In The Heart of the Matter he spins out his credo loud and clear. "I can never understand why people who can swallow the normal improbability of a personal God boggle at a personal devil. I have known so intimately the way the demon works in my imagination....If there is a God that uses us and makes his saints out of such material as we are, the devil too may have his ambitions; he may dream of training even such a person as myself...into being his saints, ready with borrowed fanaticism to destroy love wherever we find it.

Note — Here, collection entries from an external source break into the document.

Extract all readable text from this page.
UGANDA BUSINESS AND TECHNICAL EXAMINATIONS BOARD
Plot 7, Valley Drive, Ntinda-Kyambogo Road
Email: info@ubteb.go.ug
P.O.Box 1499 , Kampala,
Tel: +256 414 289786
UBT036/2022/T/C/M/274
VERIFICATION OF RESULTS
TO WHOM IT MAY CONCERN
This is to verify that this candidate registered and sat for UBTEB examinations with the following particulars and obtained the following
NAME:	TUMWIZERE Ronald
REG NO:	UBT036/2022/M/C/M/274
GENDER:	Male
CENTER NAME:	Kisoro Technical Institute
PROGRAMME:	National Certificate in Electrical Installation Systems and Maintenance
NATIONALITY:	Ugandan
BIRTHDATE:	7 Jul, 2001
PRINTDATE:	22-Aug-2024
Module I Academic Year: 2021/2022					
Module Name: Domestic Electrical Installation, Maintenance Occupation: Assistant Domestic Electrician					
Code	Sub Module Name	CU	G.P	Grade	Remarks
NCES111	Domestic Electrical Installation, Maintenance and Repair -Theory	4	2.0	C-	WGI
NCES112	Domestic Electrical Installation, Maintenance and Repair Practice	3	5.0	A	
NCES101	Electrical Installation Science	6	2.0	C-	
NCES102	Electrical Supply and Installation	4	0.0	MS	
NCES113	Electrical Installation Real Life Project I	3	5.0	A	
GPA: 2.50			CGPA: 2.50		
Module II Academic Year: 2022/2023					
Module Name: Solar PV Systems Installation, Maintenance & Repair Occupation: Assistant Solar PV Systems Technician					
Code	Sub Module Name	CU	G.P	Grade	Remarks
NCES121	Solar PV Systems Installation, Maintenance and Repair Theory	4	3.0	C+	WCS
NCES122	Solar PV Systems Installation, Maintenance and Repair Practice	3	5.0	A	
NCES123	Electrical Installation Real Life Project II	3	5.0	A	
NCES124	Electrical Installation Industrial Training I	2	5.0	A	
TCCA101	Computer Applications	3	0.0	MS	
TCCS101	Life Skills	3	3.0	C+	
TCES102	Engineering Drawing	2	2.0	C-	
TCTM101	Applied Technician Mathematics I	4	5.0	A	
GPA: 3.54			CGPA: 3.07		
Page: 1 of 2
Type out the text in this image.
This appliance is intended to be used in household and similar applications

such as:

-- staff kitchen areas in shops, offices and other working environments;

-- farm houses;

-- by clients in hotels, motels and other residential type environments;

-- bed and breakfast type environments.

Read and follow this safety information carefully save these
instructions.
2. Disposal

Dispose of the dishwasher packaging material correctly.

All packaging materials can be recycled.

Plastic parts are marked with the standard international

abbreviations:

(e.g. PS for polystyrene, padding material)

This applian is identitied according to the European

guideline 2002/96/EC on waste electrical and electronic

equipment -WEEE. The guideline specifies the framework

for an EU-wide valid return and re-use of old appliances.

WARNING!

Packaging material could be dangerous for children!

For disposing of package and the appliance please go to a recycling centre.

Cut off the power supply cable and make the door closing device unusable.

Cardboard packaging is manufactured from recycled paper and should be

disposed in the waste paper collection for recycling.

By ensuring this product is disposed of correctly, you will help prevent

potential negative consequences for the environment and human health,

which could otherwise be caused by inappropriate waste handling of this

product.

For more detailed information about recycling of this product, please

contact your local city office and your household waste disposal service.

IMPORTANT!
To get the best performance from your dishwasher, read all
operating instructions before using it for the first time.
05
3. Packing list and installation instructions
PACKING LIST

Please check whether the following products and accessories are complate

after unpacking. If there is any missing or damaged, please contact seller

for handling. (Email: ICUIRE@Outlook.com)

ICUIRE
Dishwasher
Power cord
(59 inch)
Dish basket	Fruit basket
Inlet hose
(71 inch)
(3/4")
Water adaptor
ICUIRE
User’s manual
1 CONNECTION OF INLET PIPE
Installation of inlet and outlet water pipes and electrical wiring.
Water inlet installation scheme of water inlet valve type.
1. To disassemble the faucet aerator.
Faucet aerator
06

Before one goes on to discuss Greene’s classics, one must have a quick look at his autobiography in two volumes — A Sort of Life, which was a very discreet, selective memoir, as also Ways of Escape. Explaining it, Greene said:" When I wrote a fragment of autobiography under the title A Sort of Life. I closed the record at the age of about 27. I felt then that the future years belonged as much to others as to myself. I couldn’t infringe their copyright...they had a right to privacy, and it was impossible to deal with my private life without invoking theirs. All the same, I had tasted the pleasure — often enough a sad pleasure — of remembering, and so I began a series of introductions to the collected edition of my books, looking back on the circumstances in which the books were conceived and written. They too, were, after all, a sort of life." In one sense, Ways of Escape belongs with his travel books, since much of it is a record of journeys to distant places in Africa, Central and south America, South East Asia and the Middle East. It is a memoir which an ordinary reader not acquainted with Greene’s fiction would thoroughly enjoy even today.